A woman needs the correct diet before, as well as during pregnancy. This has been underlined by recognition of the foetal alcohol syndrome, the physical and mental changes which can affect babies of heavy drinking mothers; by the effects of smoking on birth weight; and by the controversy over trials to evaluate the importance of vitamins, particularly folic acid, and mineral supplements in preventing spina bifida and neurological malformations.
Professor Stewart Truswell, of Sydney University, has reviewed current thinking on nutrition in pregnancy in the July 27 issue of the British Medical Journal. The subject is not always discussed in a busy antenatal clinic despite a woman’s keen desire to follow an approved diet.
Although a good average diet will cover the needs of most pregnant women, special attention should be paid to the intake of five nutrients:
Folates: Twice as much is needed of this vitamin in pregnancy, and the time of greatest need is in the first couple of weeks when many women will not realize that they have conceived.

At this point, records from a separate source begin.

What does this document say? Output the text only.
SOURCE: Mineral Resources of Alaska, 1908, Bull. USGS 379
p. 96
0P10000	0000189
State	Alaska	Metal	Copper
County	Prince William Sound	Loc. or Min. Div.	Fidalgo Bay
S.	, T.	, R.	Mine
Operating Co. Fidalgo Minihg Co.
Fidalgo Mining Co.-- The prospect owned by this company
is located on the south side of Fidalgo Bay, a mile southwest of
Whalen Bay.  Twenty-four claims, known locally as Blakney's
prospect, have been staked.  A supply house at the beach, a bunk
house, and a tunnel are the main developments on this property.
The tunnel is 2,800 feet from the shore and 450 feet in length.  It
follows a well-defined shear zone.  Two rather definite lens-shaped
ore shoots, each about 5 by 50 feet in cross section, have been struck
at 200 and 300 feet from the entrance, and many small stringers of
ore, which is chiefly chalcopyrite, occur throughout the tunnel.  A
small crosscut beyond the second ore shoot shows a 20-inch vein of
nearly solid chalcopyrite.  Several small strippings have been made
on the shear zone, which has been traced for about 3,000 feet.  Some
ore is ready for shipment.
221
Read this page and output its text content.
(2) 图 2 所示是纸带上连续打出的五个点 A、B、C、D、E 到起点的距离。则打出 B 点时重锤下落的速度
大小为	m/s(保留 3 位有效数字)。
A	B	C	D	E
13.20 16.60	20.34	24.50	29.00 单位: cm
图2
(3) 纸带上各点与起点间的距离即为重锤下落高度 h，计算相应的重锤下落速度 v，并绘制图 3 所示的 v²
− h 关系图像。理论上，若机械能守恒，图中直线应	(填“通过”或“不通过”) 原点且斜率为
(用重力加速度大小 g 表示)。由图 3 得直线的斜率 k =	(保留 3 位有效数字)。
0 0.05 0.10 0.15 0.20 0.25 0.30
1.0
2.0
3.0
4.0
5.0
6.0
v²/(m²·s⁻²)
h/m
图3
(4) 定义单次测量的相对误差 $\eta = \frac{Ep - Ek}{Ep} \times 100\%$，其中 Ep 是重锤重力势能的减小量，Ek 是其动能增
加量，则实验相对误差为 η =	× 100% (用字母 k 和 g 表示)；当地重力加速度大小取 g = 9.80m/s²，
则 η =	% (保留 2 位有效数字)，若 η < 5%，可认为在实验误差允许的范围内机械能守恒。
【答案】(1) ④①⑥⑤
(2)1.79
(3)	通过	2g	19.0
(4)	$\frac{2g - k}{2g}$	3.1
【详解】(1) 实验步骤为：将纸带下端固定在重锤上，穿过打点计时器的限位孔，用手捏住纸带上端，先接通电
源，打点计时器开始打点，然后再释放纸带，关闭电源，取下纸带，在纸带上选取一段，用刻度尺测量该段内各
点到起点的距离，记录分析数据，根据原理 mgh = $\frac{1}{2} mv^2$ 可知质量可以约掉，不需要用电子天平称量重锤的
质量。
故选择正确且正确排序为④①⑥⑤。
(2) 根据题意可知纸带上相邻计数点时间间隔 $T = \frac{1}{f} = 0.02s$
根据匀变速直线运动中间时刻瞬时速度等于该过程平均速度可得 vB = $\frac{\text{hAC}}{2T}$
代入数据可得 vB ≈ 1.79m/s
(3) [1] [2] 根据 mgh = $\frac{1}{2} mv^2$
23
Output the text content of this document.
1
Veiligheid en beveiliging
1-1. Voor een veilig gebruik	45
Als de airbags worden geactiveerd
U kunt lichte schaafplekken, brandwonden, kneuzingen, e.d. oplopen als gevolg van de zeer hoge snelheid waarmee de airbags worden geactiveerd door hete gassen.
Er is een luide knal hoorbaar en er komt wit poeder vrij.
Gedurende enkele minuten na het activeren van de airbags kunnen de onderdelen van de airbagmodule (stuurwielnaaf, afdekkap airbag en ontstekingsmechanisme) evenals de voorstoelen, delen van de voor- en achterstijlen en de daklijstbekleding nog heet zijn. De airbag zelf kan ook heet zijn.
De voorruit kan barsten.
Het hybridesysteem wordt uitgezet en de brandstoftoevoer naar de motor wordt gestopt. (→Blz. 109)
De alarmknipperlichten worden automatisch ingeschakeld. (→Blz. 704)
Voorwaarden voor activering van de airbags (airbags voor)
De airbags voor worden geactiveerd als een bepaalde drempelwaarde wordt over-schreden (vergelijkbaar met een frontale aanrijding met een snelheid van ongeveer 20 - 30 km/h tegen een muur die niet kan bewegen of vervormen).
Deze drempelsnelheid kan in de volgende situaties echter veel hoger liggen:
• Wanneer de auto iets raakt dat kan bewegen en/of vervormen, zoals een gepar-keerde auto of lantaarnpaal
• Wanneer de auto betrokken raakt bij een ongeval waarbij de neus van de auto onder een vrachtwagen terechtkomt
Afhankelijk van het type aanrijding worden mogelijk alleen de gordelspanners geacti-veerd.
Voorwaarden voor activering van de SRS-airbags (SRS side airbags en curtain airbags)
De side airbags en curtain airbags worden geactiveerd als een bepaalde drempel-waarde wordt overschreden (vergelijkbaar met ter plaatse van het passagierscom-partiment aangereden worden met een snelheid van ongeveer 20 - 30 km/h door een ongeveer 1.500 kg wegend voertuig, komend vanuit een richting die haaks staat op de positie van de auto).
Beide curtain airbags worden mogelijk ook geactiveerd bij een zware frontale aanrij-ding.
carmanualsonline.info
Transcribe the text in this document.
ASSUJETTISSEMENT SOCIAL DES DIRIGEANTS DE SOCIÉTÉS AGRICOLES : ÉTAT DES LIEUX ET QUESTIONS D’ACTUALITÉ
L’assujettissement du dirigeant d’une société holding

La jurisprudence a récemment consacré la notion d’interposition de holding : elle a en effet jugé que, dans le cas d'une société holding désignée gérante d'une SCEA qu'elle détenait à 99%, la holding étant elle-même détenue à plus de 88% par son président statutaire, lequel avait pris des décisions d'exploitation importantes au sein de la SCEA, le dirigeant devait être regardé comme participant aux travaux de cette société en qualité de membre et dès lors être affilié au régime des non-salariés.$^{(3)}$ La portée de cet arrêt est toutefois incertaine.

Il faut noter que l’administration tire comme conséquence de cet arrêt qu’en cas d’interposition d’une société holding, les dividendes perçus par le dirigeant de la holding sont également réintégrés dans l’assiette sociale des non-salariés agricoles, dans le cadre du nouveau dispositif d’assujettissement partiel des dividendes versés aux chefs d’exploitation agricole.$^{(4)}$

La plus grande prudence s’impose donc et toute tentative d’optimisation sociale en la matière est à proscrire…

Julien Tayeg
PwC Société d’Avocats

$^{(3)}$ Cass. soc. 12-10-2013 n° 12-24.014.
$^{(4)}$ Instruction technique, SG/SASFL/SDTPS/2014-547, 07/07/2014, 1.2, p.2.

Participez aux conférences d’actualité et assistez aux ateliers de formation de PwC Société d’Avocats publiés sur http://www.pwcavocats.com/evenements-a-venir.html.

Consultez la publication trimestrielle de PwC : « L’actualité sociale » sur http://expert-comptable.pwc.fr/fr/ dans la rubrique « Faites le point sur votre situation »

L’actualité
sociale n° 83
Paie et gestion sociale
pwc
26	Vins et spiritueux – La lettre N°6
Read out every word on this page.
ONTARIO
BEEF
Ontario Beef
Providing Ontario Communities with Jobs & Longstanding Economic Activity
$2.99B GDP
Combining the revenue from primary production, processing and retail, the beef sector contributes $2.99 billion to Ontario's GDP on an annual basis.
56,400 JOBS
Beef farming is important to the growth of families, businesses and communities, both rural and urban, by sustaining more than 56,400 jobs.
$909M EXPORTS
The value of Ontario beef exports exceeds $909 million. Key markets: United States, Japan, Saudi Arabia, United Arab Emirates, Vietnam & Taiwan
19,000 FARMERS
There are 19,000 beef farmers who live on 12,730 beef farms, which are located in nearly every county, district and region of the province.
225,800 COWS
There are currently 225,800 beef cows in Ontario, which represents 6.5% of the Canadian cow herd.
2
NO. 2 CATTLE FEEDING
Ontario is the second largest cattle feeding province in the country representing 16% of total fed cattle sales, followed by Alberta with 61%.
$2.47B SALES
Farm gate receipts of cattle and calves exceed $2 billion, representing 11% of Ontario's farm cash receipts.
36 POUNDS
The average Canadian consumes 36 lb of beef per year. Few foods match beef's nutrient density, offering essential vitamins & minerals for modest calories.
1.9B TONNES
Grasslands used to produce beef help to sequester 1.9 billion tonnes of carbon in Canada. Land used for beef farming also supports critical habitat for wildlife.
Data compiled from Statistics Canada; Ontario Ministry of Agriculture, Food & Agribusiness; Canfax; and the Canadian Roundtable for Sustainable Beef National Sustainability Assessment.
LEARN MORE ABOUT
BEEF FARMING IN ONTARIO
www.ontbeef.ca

Most doctors will prescribe folic acid tablets to women hoping to become pregnant, but rich sources can be found without resorting to the medicine chest. Meat and yeast extracts are loaded with folate, and liver, endives, broccoli, sprouts, kidneys, and nuts are also good.
Calcium: Professor Adam Lancaster recommends more cheese and milk; in pregnancy a woman requires just over half a litre extra milk a day.
Iron: Meat is encouraged as the best absorbed source, but any women with a history of anaemia, or enthusiasm for an unusual diet, should take iron supplements.
Zinc: Recent work has shown that zinc levels fall during pregnancy and that mothers with low zinc levels tend to have small babies. Zinc is found in meat, liver, kidneys, nuts and cheese.
Iodines: Intake, in some parts of the world, may be deficient despite an otherwise healthy, wholesome diet, but this is unlikely in Britain.